The Dalai Lama’s visit to Liverpool
Thursday 27 May 2004 at the Anglican Cathedral
Report by Red-Eye
The Anglican Cathedral was the setting where His Holiness the 14th Dalai Lama was given an Honorary Fellowship by John Moores University for his outstanding contribution to public life. In the words of Professor Michael Brown, JMU’s Vice Chancellor, “The Dalai Lama is a remarkable role model, a true symbol of peace,” and this honour was in recognition of his tireless efforts to promote understanding, tolerance and compassion between all people, regardless of religious belief.
Outside the cathedral, the queues were long as the 2000 lucky ticket holders waited expectantly to see the temporal and spiritual leader of Tibet on one of his rare visits to our country. There were many dignitaries present – lords, ladies, mayors, and bishops – but most were ordinary people who came simply to be in the presence of a man much loved and admired for his kindness, compassion and his ceaseless fight for human rights.

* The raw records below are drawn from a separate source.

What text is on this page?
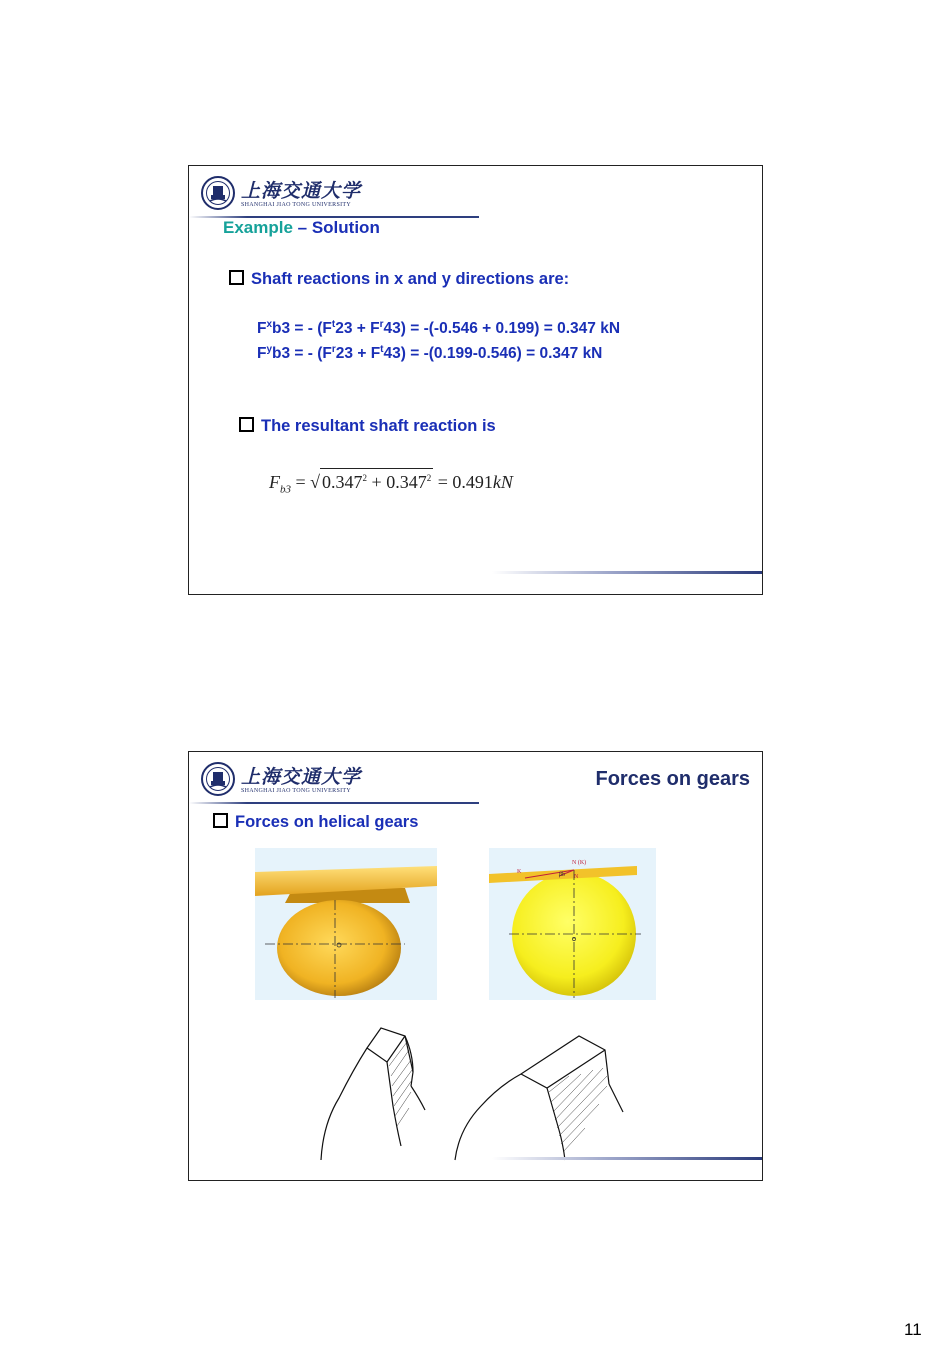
上海交通大学
SHANGHAI JIAO TONG UNIVERSITY
Example – Solution
Shaft reactions in x and y directions are:
$F^xb3$ = - $(F^t23 + F^r43) = -(-0.546 + 0.199) = 0.347$ kN
$F^yb3$ = - $(F^r23 + F^t43) = -(0.199-0.546) = 0.347$ kN
The resultant shaft reaction is
$F_{b3}$ = √ $0.347^2 + 0.347^2 = 0.491kN$
上海交通大学
SHANGHAI JIAO TONG UNIVERSITY
Forces on gears
Forces on helical gears
N (K)
K	βb N
11
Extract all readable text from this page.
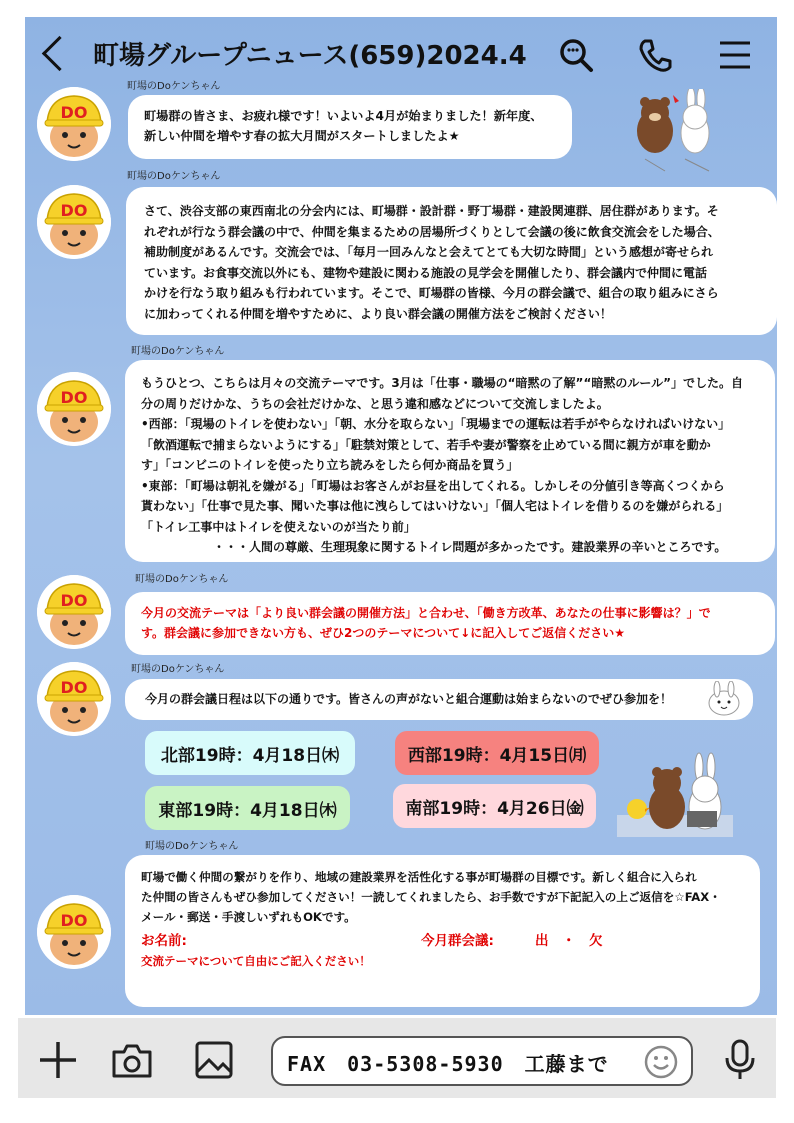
町場グループニュース(659)2024.4
町場のDoケンちゃん
DO	町場群の皆さま、お疲れ様です！いよいよ4月が始まりました！新年度、

新しい仲間を増やす春の拡大月間がスタートしましたよ★

町場のDoケンちゃん
DO	さて、渋谷支部の東西南北の分会内には、町場群・設計群・野丁場群・建設関連群、居住群があります。そ

れぞれが行なう群会議の中で、仲間を集まるための居場所づくりとして会議の後に飲食交流会をした場合、

補助制度があるんです。交流会では、「毎月一回みんなと会えてとても大切な時間」という感想が寄せられ

ています。お食事交流以外にも、建物や建設に関わる施設の見学会を開催したり、群会議内で仲間に電話

かけを行なう取り組みも行われています。そこで、町場群の皆様、今月の群会議で、組合の取り組みにさら

に加わってくれる仲間を増やすために、より良い群会議の開催方法をご検討ください！

町場のDoケンちゃん
DO

もうひとつ、こちらは月々の交流テーマです。3月は「仕事・職場の“暗黙の了解”“暗黙のルール”」でした。自

分の周りだけかな、うちの会社だけかな、と思う違和感などについて交流しましたよ。

•西部：「現場のトイレを使わない」「朝、水分を取らない」「現場までの運転は若手がやらなければいけない」

「飲酒運転で捕まらないようにする」「駐禁対策として、若手や妻が警察を止めている間に親方が車を動か

す」「コンビニのトイレを使ったり立ち読みをしたら何か商品を買う」

•東部：「町場は朝礼を嫌がる」「町場はお客さんがお昼を出してくれる。しかしその分値引き等高くつくから

貰わない」「仕事で見た事、聞いた事は他に洩らしてはいけない」「個人宅はトイレを借りるのを嫌がられる」

「トイレ工事中はトイレを使えないのが当たり前」

　　　　　　・・・人間の尊厳、生理現象に関するトイレ問題が多かったです。建設業界の辛いところです。

町場のDoケンちゃん
DO

今月の交流テーマは「より良い群会議の開催方法」と合わせ、「働き方改革、あなたの仕事に影響は？」で

す。群会議に参加できない方も、ぜひ2つのテーマについて↓に記入してご返信ください★

町場のDoケンちゃん
DO

今月の群会議日程は以下の通りです。皆さんの声がないと組合運動は始まらないのでぜひ参加を！

北部19時：4月18日㈭	西部19時：4月15日㈪
東部19時：4月18日㈭	南部19時：4月26日㈮
町場のDoケンちゃん
DO

町場で働く仲間の繋がりを作り、地域の建設業界を活性化する事が町場群の目標です。新しく組合に入られ

た仲間の皆さんもぜひ参加してください！一読してくれましたら、お手数ですが下記記入の上ご返信を☆FAX・

メール・郵送・手渡しいずれもOKです。

お名前:	今月群会議:	出　・　欠

交流テーマについて自由にご記入ください！

FAX　03-5308-5930　工藤まで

Some people, (including myself…), were half expecting this incarnation of God on earth, this ‘Buddha of Compassion’ to float down from the skies to collect his honour. Much to my relief, the man who strode down the aisle was a small, frail, grandfatherly figure with an easy grin and a twinkle in his eyes. The Dalai Lama smiled and waved at the crowd as he walked in procession to the podium to receive his Honourary Fellowship. Despite the size and formality of this ceremonial occasion (complete with full gowns, starched mortar-board hats and chains of office) the warmth, humanity and sheer mischievousness that emanated from His Holiness succeeded in debunking all the stiffness around him and transformed the audience into an intimate gathering of friends and well-wishers.

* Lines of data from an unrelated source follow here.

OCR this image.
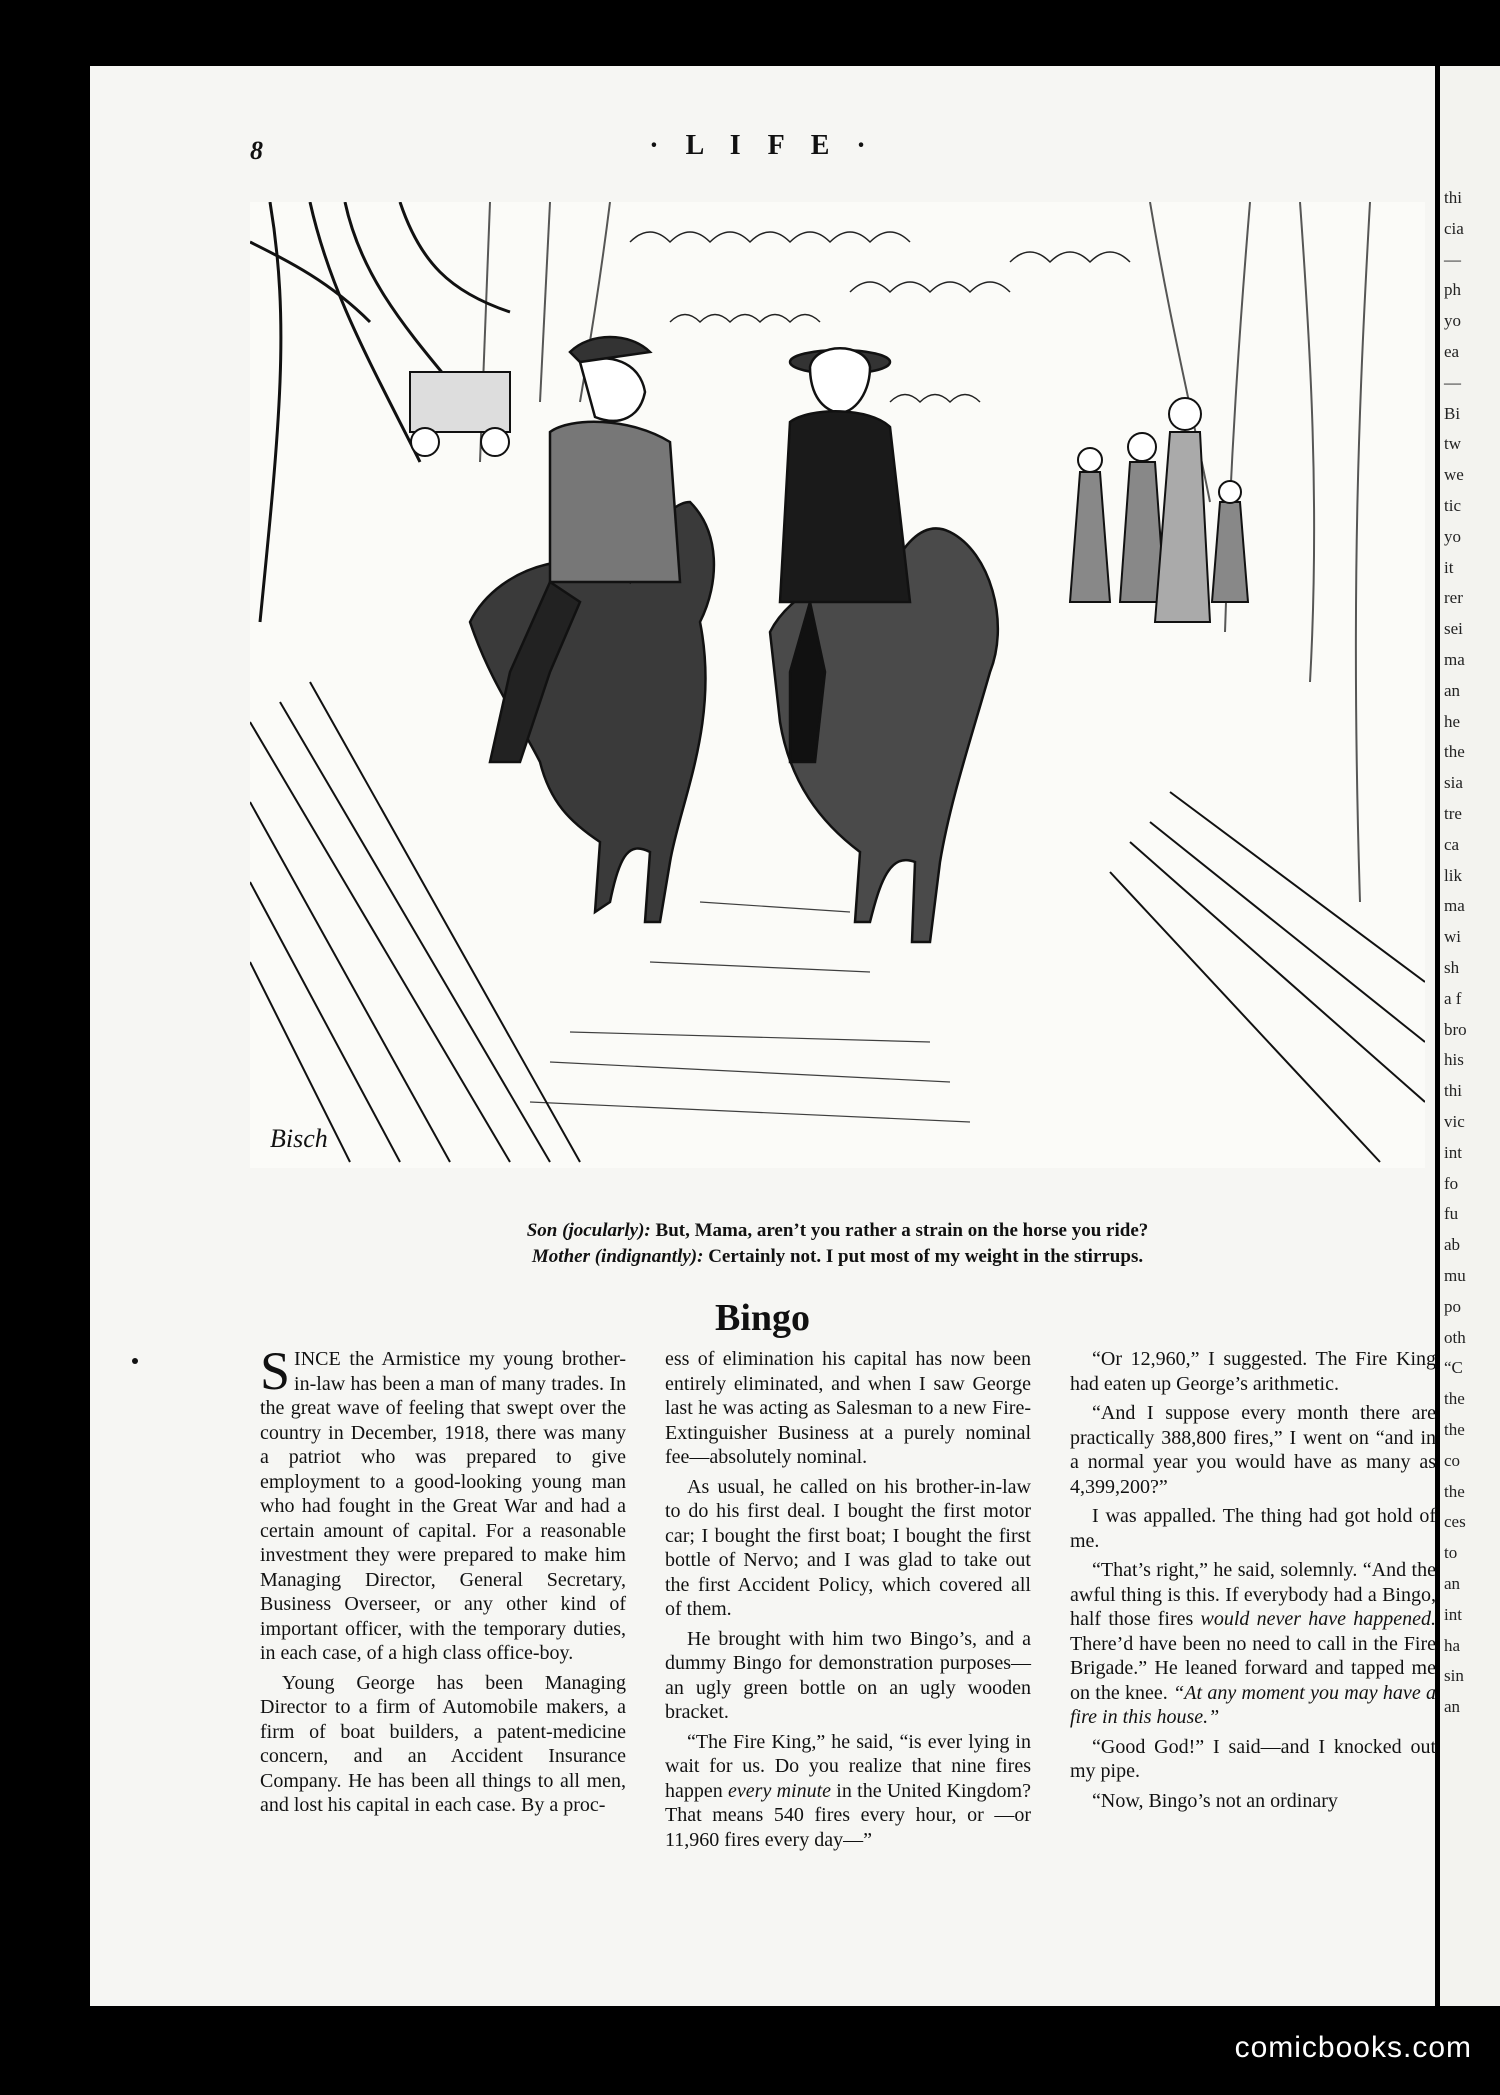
8	· L I F E ·
Bisch
Son (jocularly): But, Mama, aren’t you rather a strain on the horse you ride?
Mother (indignantly): Certainly not. I put most of my weight in the stirrups.
Bingo

SINCE the Armistice my young brother-in-law has been a man of many trades. In the great wave of feeling that swept over the country in December, 1918, there was many a patriot who was prepared to give employment to a good-looking young man who had fought in the Great War and had a certain amount of capital. For a reasonable investment they were prepared to make him Managing Director, General Secretary, Business Overseer, or any other kind of important officer, with the temporary duties, in each case, of a high class office-boy.

Young George has been Managing Director to a firm of Automobile makers, a firm of boat builders, a patent-medicine concern, and an Accident Insurance Company. He has been all things to all men, and lost his capital in each case. By a proc-

ess of elimination his capital has now been entirely eliminated, and when I saw George last he was acting as Salesman to a new Fire-Extinguisher Business at a purely nominal fee—absolutely nominal.

As usual, he called on his brother-in-law to do his first deal. I bought the first motor car; I bought the first boat; I bought the first bottle of Nervo; and I was glad to take out the first Accident Policy, which covered all of them.

He brought with him two Bingo’s, and a dummy Bingo for demonstration purposes—an ugly green bottle on an ugly wooden bracket.

“The Fire King,” he said, “is ever lying in wait for us. Do you realize that nine fires happen every minute in the United Kingdom? That means 540 fires every hour, or —or 11,960 fires every day—”

“Or 12,960,” I suggested. The Fire King had eaten up George’s arithmetic.

“And I suppose every month there are practically 388,800 fires,” I went on “and in a normal year you would have as many as 4,399,200?”

I was appalled. The thing had got hold of me.

“That’s right,” he said, solemnly. “And the awful thing is this. If everybody had a Bingo, half those fires would never have happened. There’d have been no need to call in the Fire Brigade.” He leaned forward and tapped me on the knee. “At any moment you may have a fire in this house.”

“Good God!” I said—and I knocked out my pipe.

“Now, Bingo’s not an ordinary

thi
cia
—
ph
yo
ea
—
Bi
tw
we
tic
yo
it
rer
sei
ma
an
he
the
sia
tre
ca
lik
ma
wi
sh
a f
bro
his
thi
vic
int
fo
fu
ab
mu
po
oth
“C
the
the
co
the
ces
to
an
int
ha
sin
an
comicbooks.com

Something very real and genuine was evident as we were treated to the sanity and wisdom of “a poor, atheist monk” – his own humble description. In his quiet, self-deprecating way, (and dispensing with the help of a waiting translator), he spoke for an hour about all kinds of issues – his childhood in Tibet, his recognition at the tender age of two as the incarnation of the previous 13th Dalai Lama, his separation from his family, his exile from his homeland, and his meetings with notable figures such as Mother Theresa, The Queen Mother, and President Tutu. But whatever he spoke about, he always returned to his central message: the fundamental importance of peace, love and compassion in our lives. These, he said, should be practised even in our small and seemingly insignificant day-to-day activities in order to bring about transformation on a global scale. We should not consider ourselves to be isolated individuals but be aware of our connection to the whole “human family”: - by thinking about others in the wider community we will all benefit from an increase in the happiness and peace that surrounds us.

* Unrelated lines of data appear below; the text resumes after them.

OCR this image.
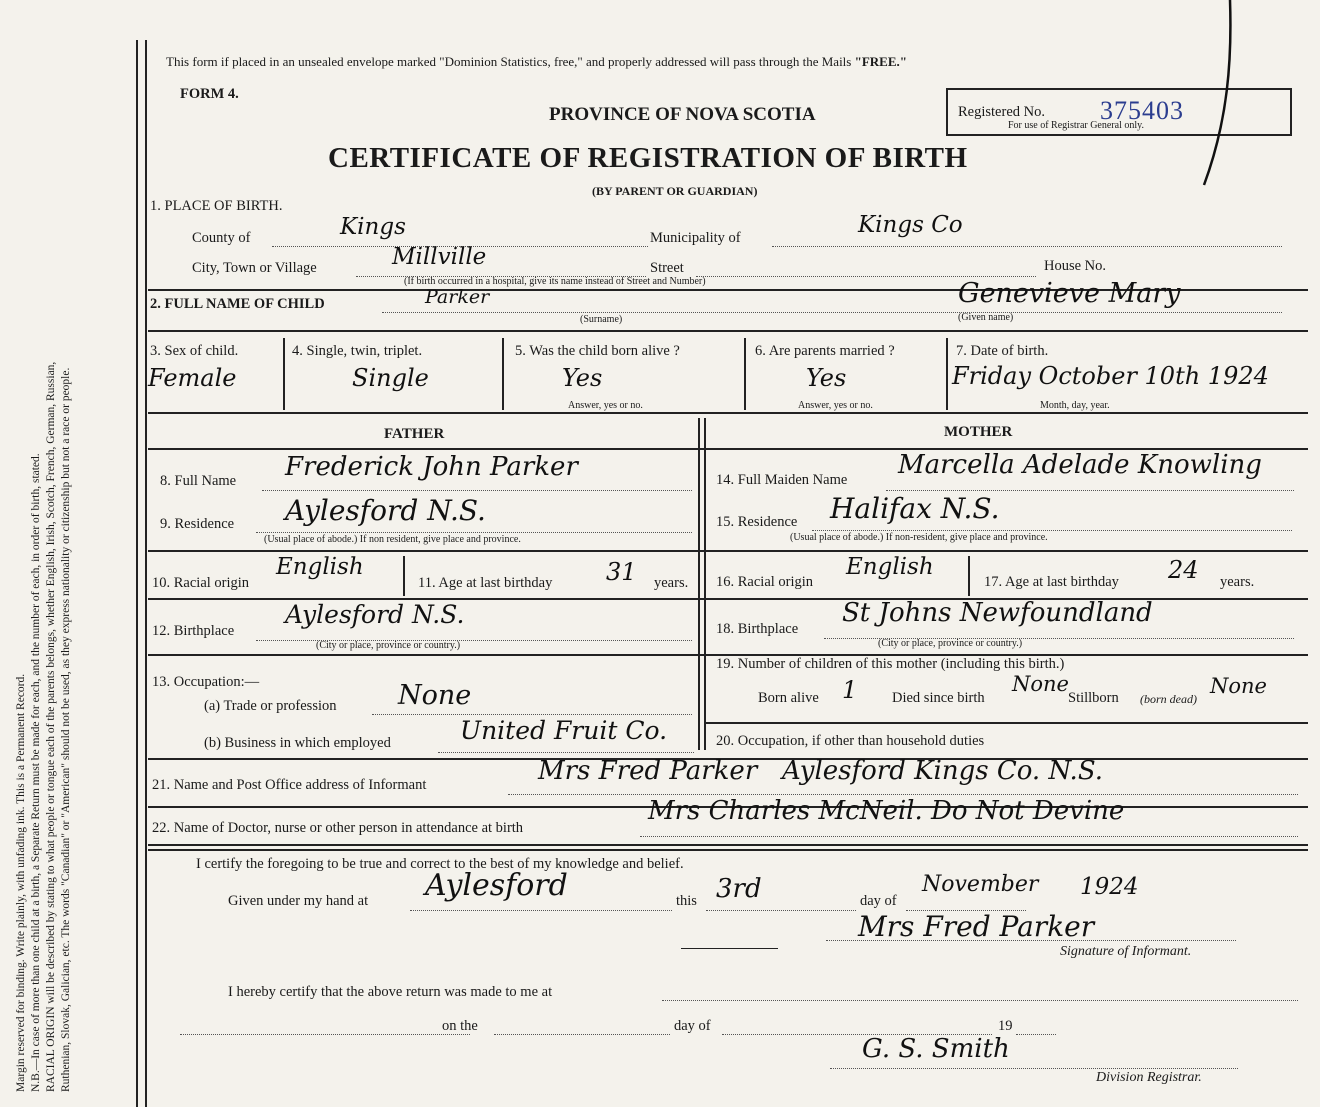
Margin reserved for binding. Write plainly, with unfading ink. This is a Permanent Record. N.B.—In case of more than one child at a birth, a Separate Return must be made for each, and the number of each, in order of birth, stated. RACIAL ORIGIN will be described by stating to what people or tongue each of the parents belongs, whether English, Irish, Scotch, French, German, Russian, Ruthenian, Slovak, Galician, etc. The words "Canadian" or "American" should not be used, as they express nationality or citizenship but not a race or people.
This form if placed in an unsealed envelope marked "Dominion Statistics, free," and properly addressed will pass through the Mails "FREE."
FORM 4.
PROVINCE OF NOVA SCOTIA	Registered No. 375403
For use of Registrar General only.
CERTIFICATE OF REGISTRATION OF BIRTH
(BY PARENT OR GUARDIAN)
1. PLACE OF BIRTH.
County of	Kings	Municipality of	Kings Co
City, Town or Village	Millville	Street	House No.
(If birth occurred in a hospital, give its name instead of Street and Number)
2. FULL NAME OF CHILD	Parker	Genevieve Mary
(Surname)	(Given name)
3. Sex of child.
Female
4. Single, twin, triplet.
Single
5. Was the child born alive ?
Yes
Answer, yes or no.
6. Are parents married ?
Yes
Answer, yes or no.
7. Date of birth.
Friday October 10th 1924
Month, day, year.
FATHER	MOTHER
8. Full Name Frederick John Parker	14. Full Maiden Name Marcella Adelade Knowling
9. Residence Aylesford N.S.
(Usual place of abode.) If non resident, give place and province.
15. Residence Halifax N.S.
(Usual place of abode.) If non-resident, give place and province.
10. Racial origin
English
11. Age at last birthday 31 years. 16. Racial origin
English
17. Age at last birthday 24 years.
12. Birthplace
Aylesford N.S.
(City or place, province or country.)
18. Birthplace
St Johns Newfoundland
(City or place, province or country.)
13. Occupation:—
(a) Trade or profession None
(b) Business in which employed	United Fruit Co.
19. Number of children of this mother (including this birth.)
Born alive 1 Died since birth
None
Stillborn (born dead)
None
20. Occupation, if other than household duties
21. Name and Post Office address of Informant	Mrs Fred Parker   Aylesford Kings Co. N.S.
22. Name of Doctor, nurse or other person in attendance at birth
Mrs Charles McNeil. Do Not Devine
I certify the foregoing to be true and correct to the best of my knowledge and belief.
Given under my hand at Aylesford	this 3rd	day of
November 1924
Mrs Fred Parker
Signature of Informant.
I hereby certify that the above return was made to me at
on the	day of	19
G. S. Smith
Division Registrar.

That this Buddhist monk has literally spent a lifetime developing and practising the love and compassion that formed the basis of his ‘lecture’ on human ethics was readily apparent. Since his exile from Tibet as a result of the Chinese invasion in 1959, over 1.2 million of his fellow countrypeople are reported to have been murdered, yet he has continued to travel the world promoting his message of “universal responsibility” and “peaceful solutions based on tolerance and mutual respect”. In 1989 he was awarded the Nobel peace prize for his continued non-violent struggle to regain possession of his homeland, which still, sadly, seems a distant dream.
Ultimately, the whole event was really about respect – respect for this kind, compassionate man and what he has endured throughout a lifetime of non-violent struggling to regain his country from the Chinese invaders. From chatting to members of the audience today, I know that many people, regardless of their religious beliefs (or lack of them), would like to thank him simply for coming here with his uplifting message of hope and his faith in human nature. As the barwoman at the View2 gallery said last night: “I’m just glad he’s here; the world is a better place with him in I”.